Wednesday, February 2, 2011

Three boats, no camera

I'm working three days a week in downtown Charleston, W.Va., now. The other two days I work from my home near Huntington.

The office in Charleston is beside the Kanawha River. I keep looking for interesting boats to go by, but usually I'm disappointed. Today my luck was better. If only I'd brought my camera to work, it would have been excellent.

First, around noon, the D.A. Grimm came down the river pushing two loaded coal barges. The wind was blowing pretty hard, and the surface of the Kanawha was rough. Sometimes the splash that resulted from a barge hitting those wind-driven waves must have been ten feet high.

A little while later came the Charleston pushing six coal loads. It was followed sometime after by a smaller boat, perhaps the Reliant, pushing nine loads.

Any of those would have made a good photo, especially as they went under the Interstate 64 bridge. But my camera was back at home. Oh well.

So that got me thinking about photos of the Winfield Locks and Dam on the Kanawha that I had taken last fall on the day before Thanksgiving. It was a cold day, and I got my pictures and got out of there. This spring, when the air is warm and the hills are green, I'll go back and spend more time.

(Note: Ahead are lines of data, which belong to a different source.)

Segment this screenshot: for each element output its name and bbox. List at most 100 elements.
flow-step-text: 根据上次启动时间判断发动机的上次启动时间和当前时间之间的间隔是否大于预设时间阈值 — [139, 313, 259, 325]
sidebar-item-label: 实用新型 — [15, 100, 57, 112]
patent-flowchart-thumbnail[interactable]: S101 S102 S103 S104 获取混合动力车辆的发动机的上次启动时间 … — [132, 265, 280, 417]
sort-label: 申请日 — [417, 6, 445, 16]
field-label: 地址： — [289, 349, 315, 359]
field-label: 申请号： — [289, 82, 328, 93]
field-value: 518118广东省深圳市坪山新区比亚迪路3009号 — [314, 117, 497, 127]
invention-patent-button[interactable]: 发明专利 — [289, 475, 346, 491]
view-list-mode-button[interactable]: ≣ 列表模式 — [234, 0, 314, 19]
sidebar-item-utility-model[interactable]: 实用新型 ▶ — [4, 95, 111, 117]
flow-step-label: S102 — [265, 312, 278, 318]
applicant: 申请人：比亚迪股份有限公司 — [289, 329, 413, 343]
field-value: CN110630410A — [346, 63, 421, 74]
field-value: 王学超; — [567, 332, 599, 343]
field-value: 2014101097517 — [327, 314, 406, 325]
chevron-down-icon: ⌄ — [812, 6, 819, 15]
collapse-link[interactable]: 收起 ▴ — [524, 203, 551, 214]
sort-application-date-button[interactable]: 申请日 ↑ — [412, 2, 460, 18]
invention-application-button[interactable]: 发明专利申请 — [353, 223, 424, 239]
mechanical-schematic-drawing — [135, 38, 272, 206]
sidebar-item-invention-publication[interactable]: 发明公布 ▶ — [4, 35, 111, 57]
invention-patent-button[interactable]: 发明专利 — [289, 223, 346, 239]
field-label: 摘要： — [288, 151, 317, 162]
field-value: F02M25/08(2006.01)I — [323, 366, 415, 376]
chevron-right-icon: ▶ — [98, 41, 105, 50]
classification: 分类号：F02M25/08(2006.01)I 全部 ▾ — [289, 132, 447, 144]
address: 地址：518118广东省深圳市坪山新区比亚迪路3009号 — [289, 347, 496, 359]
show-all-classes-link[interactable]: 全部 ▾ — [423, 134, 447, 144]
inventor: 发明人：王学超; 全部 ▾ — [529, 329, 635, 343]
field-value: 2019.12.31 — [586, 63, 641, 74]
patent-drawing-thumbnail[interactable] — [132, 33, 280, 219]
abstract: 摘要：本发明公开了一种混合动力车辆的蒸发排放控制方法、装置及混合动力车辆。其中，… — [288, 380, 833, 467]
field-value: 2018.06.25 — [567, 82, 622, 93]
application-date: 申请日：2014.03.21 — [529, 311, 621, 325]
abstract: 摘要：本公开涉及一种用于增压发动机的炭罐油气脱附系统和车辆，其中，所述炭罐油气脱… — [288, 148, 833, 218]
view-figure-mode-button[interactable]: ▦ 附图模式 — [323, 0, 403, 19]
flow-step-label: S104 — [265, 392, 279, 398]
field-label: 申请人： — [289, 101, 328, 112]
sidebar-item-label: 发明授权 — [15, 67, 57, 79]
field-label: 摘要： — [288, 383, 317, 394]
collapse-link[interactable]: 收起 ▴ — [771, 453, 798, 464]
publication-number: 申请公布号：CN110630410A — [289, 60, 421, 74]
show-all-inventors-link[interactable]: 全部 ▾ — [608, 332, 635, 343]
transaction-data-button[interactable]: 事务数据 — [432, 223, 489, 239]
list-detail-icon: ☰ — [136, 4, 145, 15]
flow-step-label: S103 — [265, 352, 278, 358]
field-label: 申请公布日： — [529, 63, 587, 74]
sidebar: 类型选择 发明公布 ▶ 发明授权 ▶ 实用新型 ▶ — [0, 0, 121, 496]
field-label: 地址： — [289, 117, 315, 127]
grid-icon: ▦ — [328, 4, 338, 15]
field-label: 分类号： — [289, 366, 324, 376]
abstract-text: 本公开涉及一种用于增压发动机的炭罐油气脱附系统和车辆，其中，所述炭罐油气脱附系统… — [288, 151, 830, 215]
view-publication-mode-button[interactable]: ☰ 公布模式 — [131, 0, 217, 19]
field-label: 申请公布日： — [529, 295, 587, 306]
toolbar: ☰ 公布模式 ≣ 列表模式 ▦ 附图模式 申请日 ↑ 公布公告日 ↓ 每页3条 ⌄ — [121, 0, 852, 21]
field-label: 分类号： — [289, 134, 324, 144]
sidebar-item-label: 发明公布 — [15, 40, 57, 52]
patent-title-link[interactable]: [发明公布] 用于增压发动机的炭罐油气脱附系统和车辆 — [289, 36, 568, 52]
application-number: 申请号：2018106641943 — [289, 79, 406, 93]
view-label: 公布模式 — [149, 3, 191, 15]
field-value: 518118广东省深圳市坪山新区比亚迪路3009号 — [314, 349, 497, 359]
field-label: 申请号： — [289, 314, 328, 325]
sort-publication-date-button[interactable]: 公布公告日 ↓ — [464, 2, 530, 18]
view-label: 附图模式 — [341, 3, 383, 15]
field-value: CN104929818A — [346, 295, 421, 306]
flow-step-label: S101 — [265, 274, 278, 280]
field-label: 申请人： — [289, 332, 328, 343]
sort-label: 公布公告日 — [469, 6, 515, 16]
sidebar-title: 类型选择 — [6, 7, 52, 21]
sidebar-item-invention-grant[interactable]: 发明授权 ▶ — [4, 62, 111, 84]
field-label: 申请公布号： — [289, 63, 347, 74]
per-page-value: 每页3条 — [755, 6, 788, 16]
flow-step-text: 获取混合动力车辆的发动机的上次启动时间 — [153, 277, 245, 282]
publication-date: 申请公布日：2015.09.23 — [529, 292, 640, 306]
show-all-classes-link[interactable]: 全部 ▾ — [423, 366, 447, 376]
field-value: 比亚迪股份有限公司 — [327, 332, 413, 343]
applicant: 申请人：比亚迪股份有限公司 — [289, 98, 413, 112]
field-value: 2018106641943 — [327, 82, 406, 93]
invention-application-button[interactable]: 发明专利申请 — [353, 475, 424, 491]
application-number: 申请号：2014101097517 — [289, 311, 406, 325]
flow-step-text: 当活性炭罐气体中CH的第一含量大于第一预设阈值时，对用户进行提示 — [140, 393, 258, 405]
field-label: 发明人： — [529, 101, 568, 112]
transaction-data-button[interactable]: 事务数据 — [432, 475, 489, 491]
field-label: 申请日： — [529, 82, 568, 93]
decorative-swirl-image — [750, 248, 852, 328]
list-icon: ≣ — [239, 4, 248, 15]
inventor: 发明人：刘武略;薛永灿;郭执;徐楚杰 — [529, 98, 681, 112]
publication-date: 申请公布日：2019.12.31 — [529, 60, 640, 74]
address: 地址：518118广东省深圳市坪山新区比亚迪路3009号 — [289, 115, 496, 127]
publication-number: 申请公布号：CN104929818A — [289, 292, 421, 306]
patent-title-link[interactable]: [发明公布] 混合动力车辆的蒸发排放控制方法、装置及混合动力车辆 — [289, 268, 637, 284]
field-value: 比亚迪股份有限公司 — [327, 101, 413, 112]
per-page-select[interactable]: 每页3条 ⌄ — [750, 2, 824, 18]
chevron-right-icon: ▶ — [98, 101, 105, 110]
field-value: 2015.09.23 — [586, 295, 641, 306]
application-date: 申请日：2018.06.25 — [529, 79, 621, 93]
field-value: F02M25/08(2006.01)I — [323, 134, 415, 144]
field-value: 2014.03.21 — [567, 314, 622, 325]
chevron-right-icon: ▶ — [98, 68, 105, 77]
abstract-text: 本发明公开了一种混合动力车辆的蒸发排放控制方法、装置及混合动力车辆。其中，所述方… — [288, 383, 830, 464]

Tomorrow I might post some of the photos from November.

Until then, here is a photo I shot that same day.



It's of the AEP Legacy during its first trip up the Ohio River to the AEP dock at Lakin, W.Va. But this was taken on the Kanawha, less than a mile above the mouth. The AEP Legacy has picked up some coal barges and is backing out of the Kanawha. When it got to the Ohio, it headed upriver. I had previously posted photos as it neared the Kyger Creek and Gavin power plants near Cheshire, Ohio.